伊万里読み聞かせボランティア 田中亮子さん

 ある百姓の貧しい男が、畑に行ったら、

鶴が傷(けが)をして飛べないでいました。

羽の根元に矢がささっていて、飛べないでいたので、

「ああ、お前。こいば、あの、矢ば射られとったのう」と言って、

外してやり、治療してあげてから、

「ほら、お前。
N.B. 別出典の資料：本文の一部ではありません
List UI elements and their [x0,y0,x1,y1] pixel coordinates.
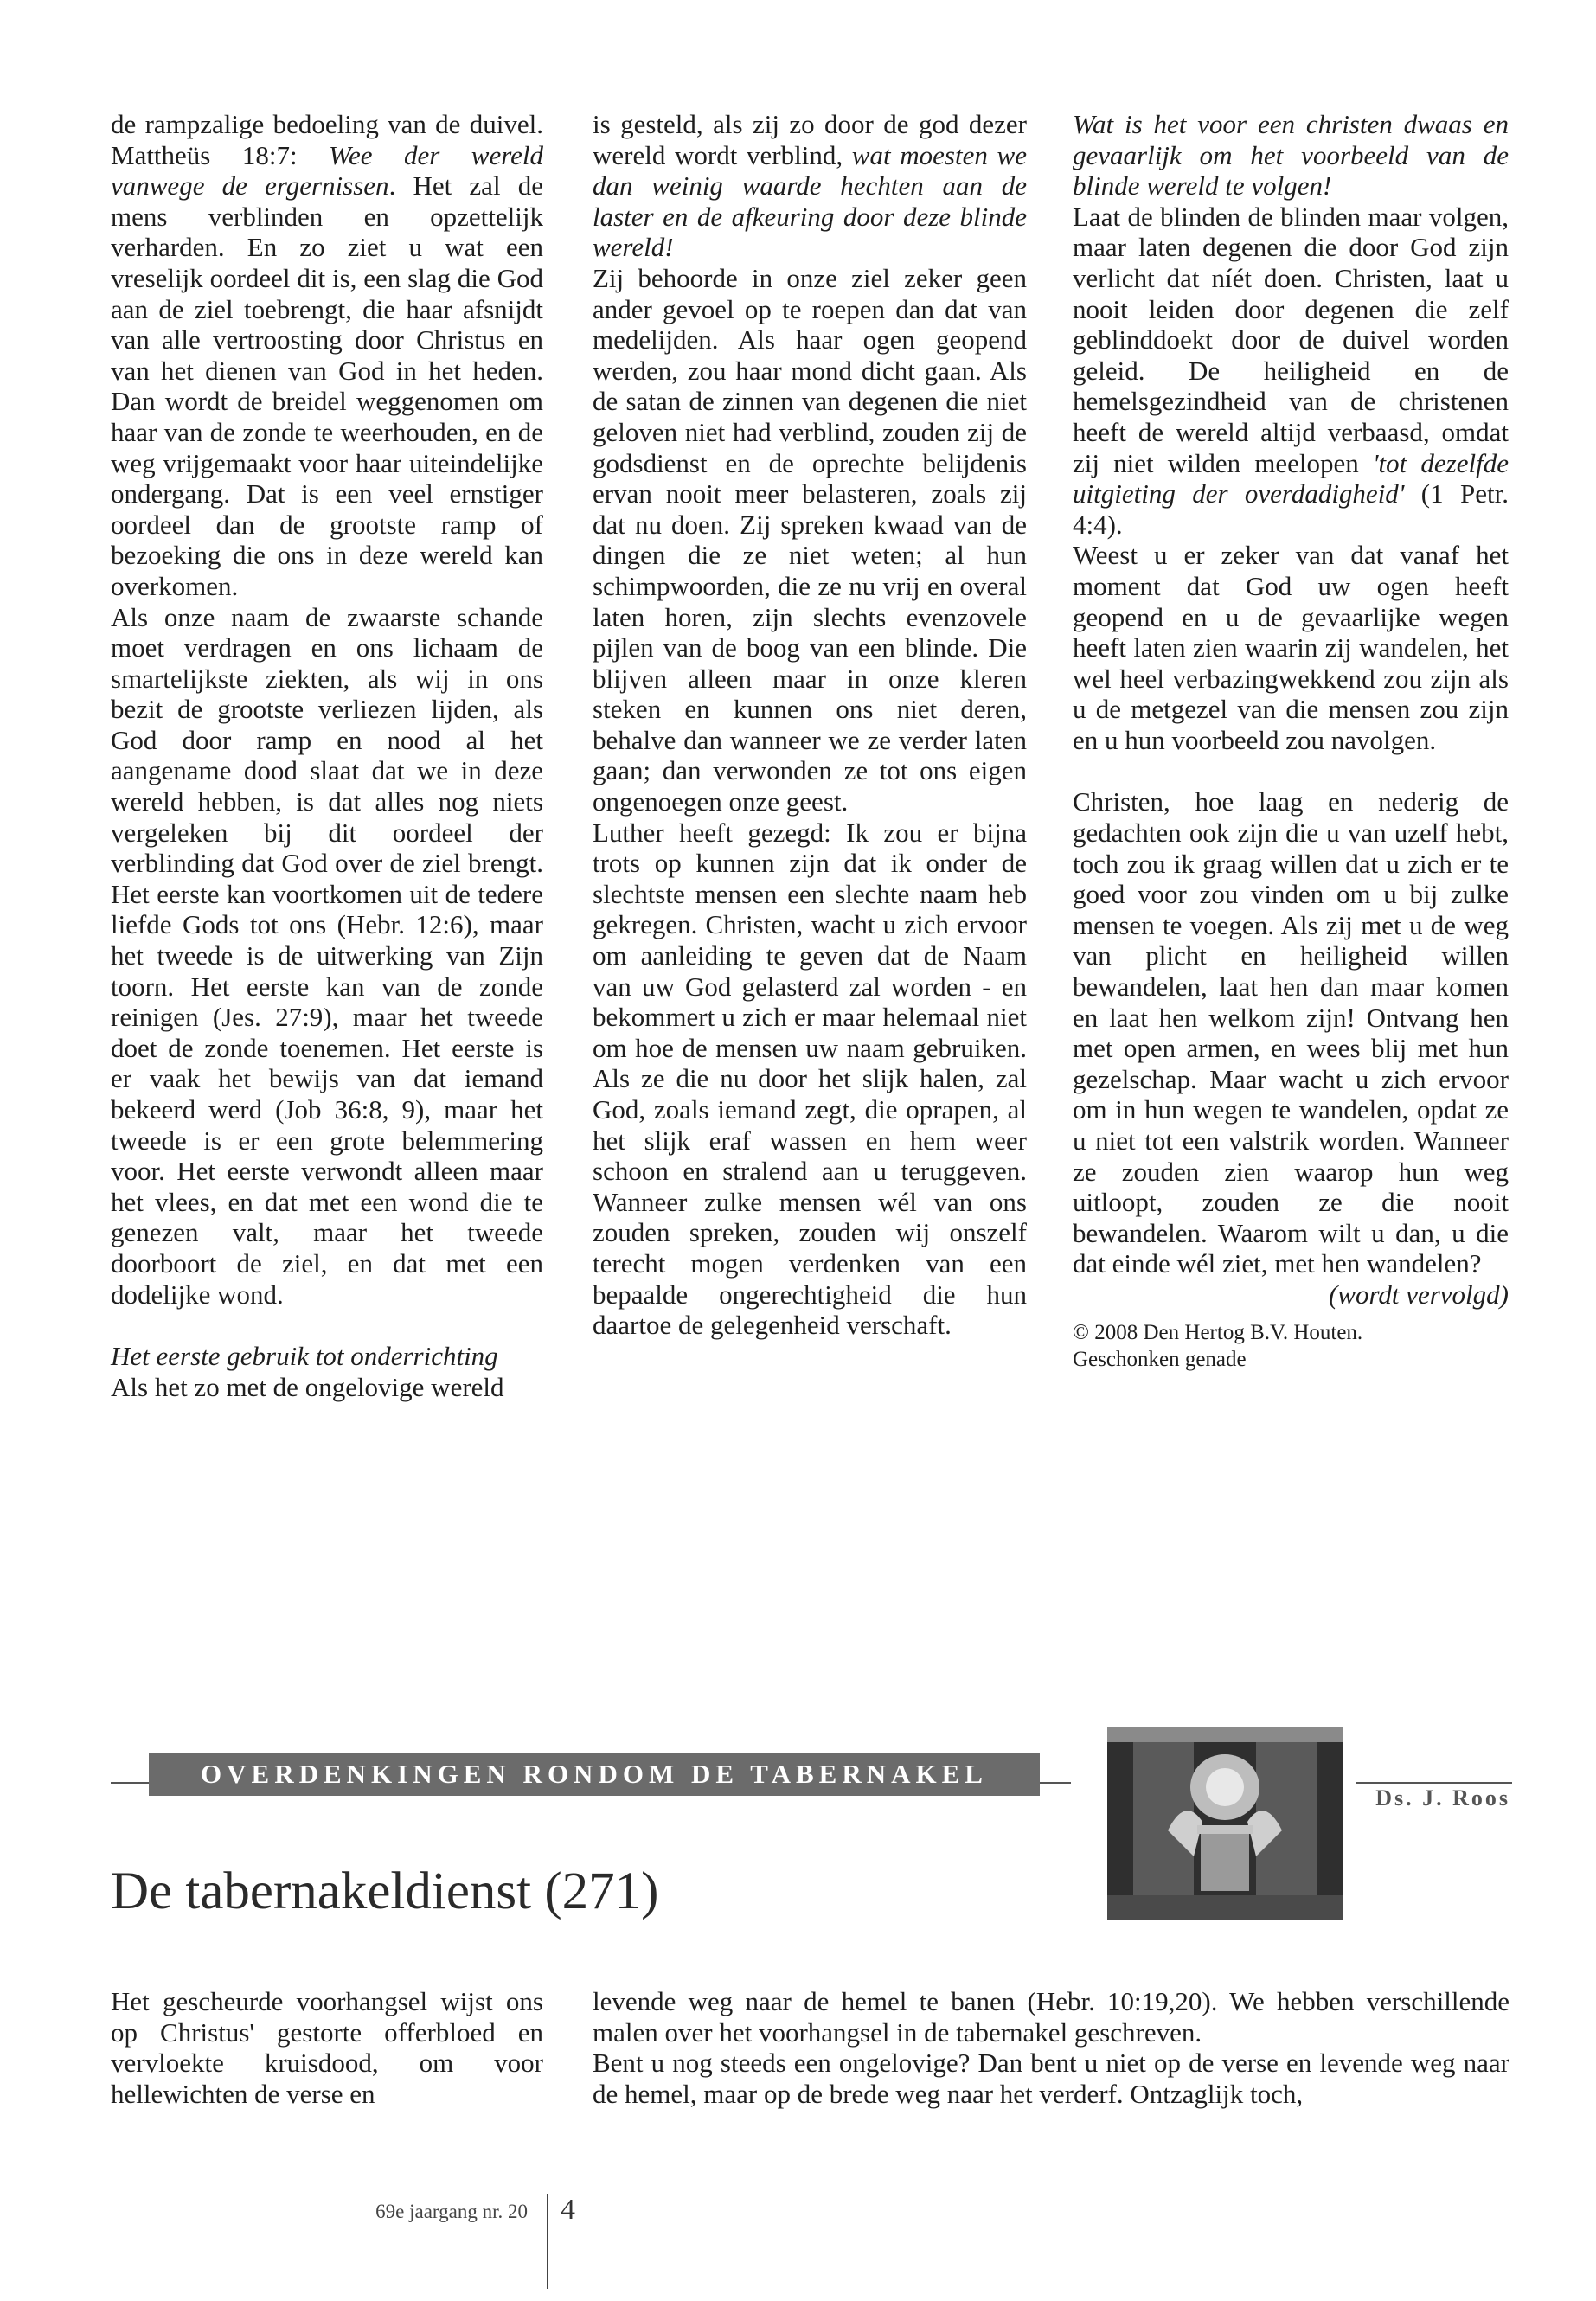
headline: De tabernakeldienst (271) [111,1862,659,1920]
to-be-continued: (wordt vervolgd) [1328,1279,1509,1310]
tabernacle-illustration [1107,1727,1343,1920]
paragraph: de rampzalige bedoeling van de duivel. Mattheüs 18:7: Wee der wereld vanwege de ergernissen. Het zal de mens verblinden en opzettelijk verharden. En zo ziet u wat een vreselijk oordeel dit is, een slag die God aan de ziel toebrengt, die haar afsnijdt van alle vertroosting door Christus en van het dienen van God in het heden. Dan wordt de breidel weggenomen om haar van de zonde te weerhouden, en de weg vrijgemaakt voor haar uiteindelijke ondergang. Dat is een veel ernstiger oordeel dan de grootste ramp of bezoeking die ons in deze wereld kan overkomen. [111,109,543,601]
paragraph: levende weg naar de hemel te banen (Hebr. 10:19,20). We hebben verschillende malen over het voorhangsel in de tabernakel geschreven. [593,1986,1509,2048]
column-2 [593,109,1027,1341]
source: Geschonken genade [1073,1347,1247,1371]
paragraph: Wat is het voor een christen dwaas en gevaarlijk om het voorbeeld van de blinde wereld te volgen! [1073,109,1509,202]
page-number: 4 [561,2194,575,2226]
paragraph: Bent u nog steeds een ongelovige? Dan bent u niet op de verse en levende weg naar de hemel, maar op de brede weg naar het verderf. Ontzaglijk toch, [593,2048,1509,2109]
bottom-column-2 [593,1986,1509,2109]
author: Ds. J. Roos [1375,1785,1510,1811]
footer-rule [547,2194,548,2289]
author-rule [1356,1782,1512,1784]
paragraph: Laat de blinden de blinden maar volgen, maar laten degenen die door God zijn verlicht dat níét doen. Christen, laat u nooit leiden door degenen die zelf geblinddoekt door de duivel worden geleid. De heiligheid en de hemelsgezindheid van de christenen heeft de wereld altijd verbaasd, omdat zij niet wilden meelopen 'tot dezelfde uitgieting der overdadigheid' (1 Petr. 4:4). [1073,201,1509,540]
paragraph: Zij behoorde in onze ziel zeker geen ander gevoel op te roepen dan dat van medelijden. Als haar ogen geopend werden, zou haar mond dicht gaan. Als de satan de zinnen van degenen die niet geloven niet had verblind, zouden zij de godsdienst en de oprechte belijdenis ervan nooit meer belasteren, zoals zij dat nu doen. Zij spreken kwaad van de dingen die ze niet weten; al hun schimpwoorden, die ze nu vrij en overal laten horen, zijn slechts evenzovele pijlen van de boog van een blinde. Die blijven alleen maar in onze kleren steken en kunnen ons niet deren, behalve dan wanneer we ze verder laten gaan; dan verwonden ze tot ons eigen ongenoegen onze geest. [593,262,1027,817]
paragraph: Als onze naam de zwaarste schande moet verdragen en ons lichaam de smartelijkste ziekten, als wij in ons bezit de grootste verliezen lijden, als God door ramp en nood al het aangename dood slaat dat we in deze wereld hebben, is dat alles nog niets vergeleken bij dit oordeel der verblinding dat God over de ziel brengt. Het eerste kan voortkomen uit de tedere liefde Gods tot ons (Hebr. 12:6), maar het tweede is de uitwerking van Zijn toorn. Het eerste kan van de zonde reinigen (Jes. 27:9), maar het tweede doet de zonde toenemen. Het eerste is er vaak het bewijs van dat iemand bekeerd werd (Job 36:8, 9), maar het tweede is er een grote belemmering voor. Het eerste verwondt alleen maar het vlees, en dat met een wond die te genezen valt, maar het tweede doorboort de ziel, en dat met een dodelijke wond. [111,601,543,1310]
paragraph: Luther heeft gezegd: Ik zou er bijna trots op kunnen zijn dat ik onder de slechtste mensen een slechte naam heb gekregen. Christen, wacht u zich ervoor om aanleiding te geven dat de Naam van uw God gelasterd zal worden - en bekommert u zich er maar helemaal niet om hoe de mensen uw naam gebruiken. Als ze die nu door het slijk halen, zal God, zoals iemand zegt, die oprapen, al het slijk eraf wassen en hem weer schoon en stralend aan u teruggeven. Wanneer zulke mensen wél van ons zouden spreken, zouden wij onszelf terecht mogen verdenken van een bepaalde ongerechtigheid die hun daartoe de gelegenheid verschaft. [593,817,1027,1341]
column-1 [111,109,543,1402]
paragraph: Weest u er zeker van dat vanaf het moment dat God uw ogen heeft geopend en u de gevaarlijke wegen heeft laten zien waarin zij wandelen, het wel heel verbazingwekkend zou zijn als u de metgezel van die mensen zou zijn en u hun voorbeeld zou navolgen. [1073,540,1509,755]
paragraph: Als het zo met de ongelovige wereld [111,1371,504,1402]
paragraph: Het gescheurde voorhangsel wijst ons op Christus' gestorte offerbloed en vervloekte kruisdood, om voor hellewichten de verse en [111,1986,543,2109]
subheading: Het eerste gebruik tot onderrichting [111,1341,498,1372]
column-3 [1073,109,1509,1373]
paragraph: Christen, hoe laag en nederig de gedachten ook zijn die u van uzelf hebt, toch zou ik graag willen dat u zich er te goed voor zou vinden om u bij zulke mensen te voegen. Als zij met u de weg van plicht en heiligheid willen bewandelen, laat hen dan maar komen en laat hen welkom zijn! Ontvang hen met open armen, en wees blij met hun gezelschap. Maar wacht u zich ervoor om in hun wegen te wandelen, opdat ze u niet tot een valstrik worden. Wanneer ze zouden zien waarop hun weg uitloopt, zouden ze die nooit bewandelen. Waarom wilt u dan, u die dat einde wél ziet, met hen wandelen? [1073,786,1509,1279]
bottom-column-1 [111,1986,543,2109]
paragraph: is gesteld, als zij zo door de god dezer wereld wordt verblind, wat moesten we dan weinig waarde hechten aan de laster en de afkeuring door deze blinde wereld! [593,109,1027,263]
section-banner: OVERDENKINGEN RONDOM DE TABERNAKEL [149,1753,1040,1796]
tabernacle-image [1107,1727,1343,1920]
copyright: © 2008 Den Hertog B.V. Houten. [1073,1320,1363,1344]
issue-info: 69e jaargang nr. 20 [375,2201,528,2222]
飛び立って行きんさい」と言って空に離してやりました。

数日後に、きれいな可愛らしい女の人が来て、

「ほんのこて、先日助けてもろうた鶴で、

何ないとんご恩返しにと思うて来た」と言いました・

甲斐甲斐しく嫁さんは世話をしてくれますが、

小作の百姓なので、なかなか裕福にはなりません。

「今年も年越しゃどがんしゅうか」と、言ったら、嫁さんが、

「そいぎぃ、ちょっと待ってくんさい。

こいから一週間、私の部屋には、さあ、ここは覗かじおってくんさい」と言って、

部屋に籠って、カチャンカチャンカチャンと機織りを始めました。

でも、覗かないで下さいと嫁さんが言うので、

覗かないでいたところ、きれいな反物を持って来て、

「こいば、夜通し日通し織ったとじゃっけん、町に行くぎぃ、こいない百両には売るっけん、

そいしこには売って来んさい」と言いました。

これが百両で売れるのだろうか、と思いながら町に売りに行ったところ、

嫁さんが言った通り、百両で売れました。そして帰って来て、

「また糸ばこう垂れて、まあ一枚(いっちょ)織ってくれんかん」と言いました。

「まあ一枚(いっちょ)ですかあ」と言って、聟さんの言うことだからと思い、

「今度も絶対、覗くぎでけんばんたあ」と、言いましたが、

聟さんが、障子の隠れから覗いたら、嫁さんは鶴の姿で、

自分の毛をむしって、織っていたのでした。

こんなことをして織っていたのかと聟さんは思いました。

鶴の嫁さんは覗かれたことを知って、

「私はこいから先ゃおられんけん」と言って、

その織り上げた反物を置いて飛んで行ってしまいました。

それからまた聟さんは、元の貧しい男になってしまいました。

鶴の恩返しだったんですよ。

助けられた鶴はご恩返しに来たのに、聟さんが約束を守らなかったのでこんなことになってしまいました。

だから、ちゃあーんと、約束したことは、守らなくてはいけないんですよ。

これでおしまい、チャンチャン。